Representative of microhemorrhages in DFP rats — BBB is compromised 3 days after DFP intoxication as shown by microhemorrhages (arrows) in dentate gyrus of hippocampus.

Project 2 is testing the hypothesis that therapies that reverse BBB dysfunction when administered as adjuncts to standard of care will mitigate the long-term, adverse neurological consequences of acute intoxication from organophosphate (OP) nerve agents. Clinical and experimental evidence shows that current standard of care for acute OP intoxication (atropine, oxime, and benzodiazepine) does not sufficiently protect against persistent neuropathology or prevent development of spontaneous seizures and cognitive deficits in survivors. Project 2 is based on the fact that BBB is vital for normal brain health and BBB dysfunction is associated with epilepsy and the emergence of spontaneous seizures. It may be involved in cognitive impairment as well.

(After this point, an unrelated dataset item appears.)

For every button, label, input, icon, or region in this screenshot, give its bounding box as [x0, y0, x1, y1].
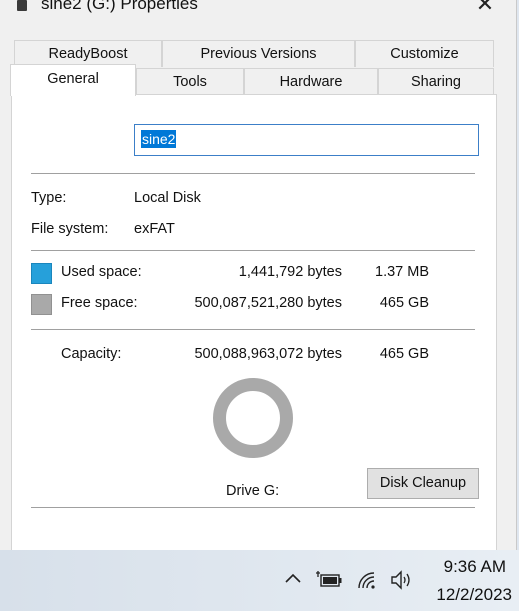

With the use of a well established model of acute diisopropylflurophosphate intoxication (DFP is a surrogate for OP nerve agents that cause life-threatening seizures), Project 2 aims to:

Characterize the spatiotemporal profile of BBB dysfunction following acute OP intoxication.
Identify mechanisms contributing to OP-induced BBB/neurovascular dysfunction.
Determine the efficacy of therapeutic candidates in spontaneous recurrent seizures and cognitive impairment following acute OP intoxication.